Kini, FT cs benar-benar lagi tersandra dugaan kasus dana hibah KONI Ende. Bukan tak mungkin bahwa FT cs sudah berjuang sejadinya untuk putar otak ‘cari celah’ untuk berzigzag sana-sini agar lolos dari jerat hukum dan juga dari opini atau tafsir publik yang makin liar tak terkendali. Jika tidak, teramat besarlah kemungkinan rejeki untuk kursi legislatif untuk 2024 – 2029 ini bakal hangus. Apalagi, sekiranya sebagai kader-kader partai muncul pinalti fatal dari PDIP.

Kini, di hadapan dan di sekeliling Pemda Ende dan KONI Ende terdapat kalimat yang ‘menakutkan tetapi sebenarnya substansinya membebaskan bahwa “Kepastian hukum dengan sistem pembayaran nontunai agar pengeluaran uang daerah tepat jumlah, aman, efisien, transparan dan akuntabel.”

Kerja berat memang bagi KONI Ende (FT cs) di hadapan Polres Ende dan di ruang publik Ende bahwa Rp 2,1 M itu dijamin telak: punya kepastian hukum, tepat jumlah, aman, efisien, transparan dan akuntabel. 

Tentu warga Ende tak lupa akan kerja keras para pengurus KONI Ende akan dua kisah pesta kemenangan Perse Ende penuh eforia sebagai Juara Pertama El Tari Memorial Cup.

Bisa saja terjadi, iya mungkin saja, ada biaya operasional praktis yang sekian besar dan membengkak melampaui Rp 2,1M itu. Dan karenanya? 

FT cs sebagai pengurus KONI atau pun sebagai Manajer Perse Ende mesti, misalnya, berkorban dengan isi pundi-pundi pribadi. Ambil saja perkiraan bahwa terdapat sekian banyak suporter nekad Perse Ende tanpa modal juga ‘disanggupi’ FT cs untuk bisa bertandang demi beryel-yel rore-rore di luar daerah.

Hal lain lagi?

Bagaimana pun terang menderangnya uraian penerimaan dan pengelolahan dana hibah KONI Ende ini akan meredam suara miring publik seolah-olah FT cs ‘dapat kursi DPRD Ende’ karena ‘main dana ini itu termasuk dana hibah KONI Ende.

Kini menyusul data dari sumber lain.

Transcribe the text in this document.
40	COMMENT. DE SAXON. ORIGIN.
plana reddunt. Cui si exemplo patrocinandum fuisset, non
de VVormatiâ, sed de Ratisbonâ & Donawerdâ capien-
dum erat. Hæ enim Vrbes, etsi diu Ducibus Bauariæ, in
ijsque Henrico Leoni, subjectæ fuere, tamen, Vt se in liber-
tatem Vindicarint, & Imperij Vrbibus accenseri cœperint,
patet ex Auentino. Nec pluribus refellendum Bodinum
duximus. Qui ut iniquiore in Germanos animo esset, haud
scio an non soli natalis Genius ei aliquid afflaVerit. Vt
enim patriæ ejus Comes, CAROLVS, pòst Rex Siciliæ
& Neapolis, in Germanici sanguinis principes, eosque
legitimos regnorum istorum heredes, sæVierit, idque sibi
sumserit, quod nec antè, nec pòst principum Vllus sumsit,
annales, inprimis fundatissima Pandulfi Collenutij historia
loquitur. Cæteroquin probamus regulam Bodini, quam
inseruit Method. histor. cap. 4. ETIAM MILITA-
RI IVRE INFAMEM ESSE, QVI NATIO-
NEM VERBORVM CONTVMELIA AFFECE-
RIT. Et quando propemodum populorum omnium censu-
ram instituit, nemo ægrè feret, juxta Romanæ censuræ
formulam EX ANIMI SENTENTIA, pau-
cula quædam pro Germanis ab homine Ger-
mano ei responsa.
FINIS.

Toh, FT cs bisa lawan dengan ‘berdendang’ ikuti Bang Ebiet dalam tembang Isyu, “Engkau pasti menuduhku telah bersekutu dengan setan. Menyangka apa yang kumiliki aku dapat dari dusta. Engkau pasti kasak-kusuk, bergunjing ke sana-sini. Melilitkan isyu di leherku, mengibaskan suasana panas… Isyu, isyu, isyu, itu semua hanya isyu.”

Bagaimana pun….

Semuanya terasa mudah saja, sekiranya ada good will (itikad baik) dan terutama keberanian jiwa FT cs untuk ‘dikuasai pihak penyidik hukum dan tak terkesan, sebaliknya, telah ‘pegang dan menguasainya…’

Di ujungnya, Dana Hibah KONI  Ende ini tentu tak terkatung-katung lagi sebagai dugaan layang-layang dana siluman. Tak melayang-layang lagi di langit Kabupaten Ende sare – Lio pawe.

Kini, logika orang pinggiran hanya bilang “Kan sekarang untuk Polres Ende semoga susuri seriuslah untuk para pengurus cabor (cabang olahraga) tentang transfer dana hibah itu dan bagaimana persisnya pengelolaannya. 

Ini juga berguna untuk membantu Feri Taso cs bahwa sungguh keterangannya benar adanya dan dapat dipercaya: “Penyaluran dana hibah Rp 2,1 M tanggung jawab langsung pengurus Cabor. Bukan lagi Pengurus KONI.”

Nada-nada prokem sekadar bertanya: “dana besar ini sebenarnya larinya ke mana? Dan kenapakah sekian berat dan sulit untuk mengauptosi soal ini? 

Haruskah rakyat Ende terus bertanya pada rumput yang bergoyang, yang jawabannya pun masih bergoyang-goyang tak tegak pasti?”

Ini semua sekadar logika hukum kaum pinggiran. Catatan kebenarannya tentu tersimpan di langit dan tersembunyi senyap dalam suara hati nan teduh….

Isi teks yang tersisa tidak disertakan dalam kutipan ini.